Our group acknowledged this current shortcoming and improved upon this way to make cancer cells light up inside the body. In tests on mice, we delivered a special enzyme to tumors and used a fluorescence probe that only turns on when that enzyme is present.

Ryosuke Kojima, Associate Professor, Laboratory of Chemical Biology and Molecular Imaging, University of Tokyo

Kojima added, "Older probes often light up healthy tissue by mistake, creating background noise, but our highly selective, or bioorthogonal, dye probe is designed to stay completely off unless it meets its matching engineered enzyme. We essentially trained the enzyme through repeated mutation and selection, a form of directed evolution, so it could activate the probe strongly enough to work inside living animals."

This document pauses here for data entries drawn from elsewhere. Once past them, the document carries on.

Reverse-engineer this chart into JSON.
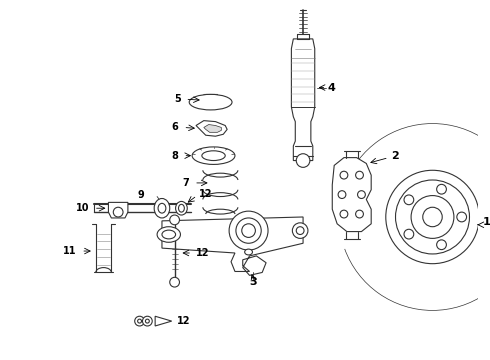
{
  "background_color": "#ffffff",
  "line_color": "#333333",
  "text_color": "#000000",
  "fig_width": 4.9,
  "fig_height": 3.6,
  "dpi": 100
}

Kojima, with Professor Yasuteru Urano and their team, created a special fluorescent probe that is not easily activated by natural enzymes in the body, which helps prevent unwanted background glow. This probe was paired with a matching reporter enzyme specially tailored to switch it on, so fluorescence appears mainly where the enzyme is delivered. When tested in mice bearing peritoneal cancer, the engineered enzyme reached the tumors in the abdominal wall lining and was followed up by the probe which lit up as expected.

"This allowed us to see tiny, millimeter-sized tumor lesions with extremely low background noise, a level of contrast that could be very useful during surgery," said Kojima. "In the near term, this system could become a powerful research tool, and in the longer term, it may help surgeons remove tumors more completely by clearly highlighting cancer cells. A major hurdle for clinical use will be ensuring that the engineered enzyme does not trigger an unwanted immune response in patients."

The system could be adapted to other kinds of cancers too, beyond the peritoneal cancer used in these trials, as many cancers present corresponding antigens, telltale markers of tumor tissue. By swapping the tumor-targeting component (for example, an antibody or nanobody against a chosen antigen), the same enzyme-probe pair could in principle be redirected to other cancer types.

Looking even further ahead, this research could even be helpful in highly targeted drug delivery, where instead of glowing dyes, cancer-fighting drugs would be sent to the sites they're needed, and nowhere else. But as Kojima stresses, it's still early days, the trials have only been done in mice, and much work is needed before it's deemed safe enough for human trials.